He will be the first to apply a gender lens, applying feminist methodologies including viewing gender with a continuous, or self-identifying, approach.

His research will also incorporate this gender-based analysis into quantitative entrepreneurship research to explore the entrepreneurial intention of university students.

The result, he hopes, will provide some answers about why fewer women than men participate in entrepreneurship, and help universities, academics, practitioners and policy makers design inclusive entrepreneurial ecosystems.

Dr. Jewer is an assistant professor of information systems.

Her project, Dynamic Capabilities for Digital Transformation: The Role of Information Technology (IT) Governance, aims to address the question of why 70 per cent of digital transformations fail.

Digital transformation is defined  as organizational change that’s triggered and shaped by the widespread diffusion of digital technologies.

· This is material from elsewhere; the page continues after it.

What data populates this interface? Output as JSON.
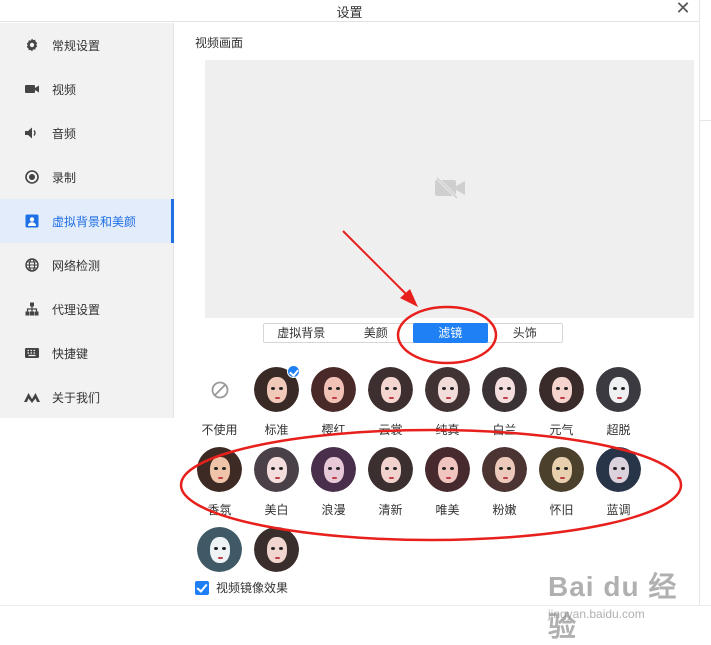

A major driver of this high failure rate is that digital transformation is not just about the technology, but also requires transforming an organization’s structure and contexts, reshaping a company and its organizing logistics around IT.

While research exists in some aspects of the digital transformation process, Dr. Jewer aims to provide a comprehensive understanding of how it should be governed, and how organizational structures, processes and relational mechanisms around that transformation influence the success of digital transformation efforts.

She hopes to produce a new framework that will help managers focus on the most promising governance mechanisms for building digital transformation capabilities and reinventing IT governance to accelerate digital transformation.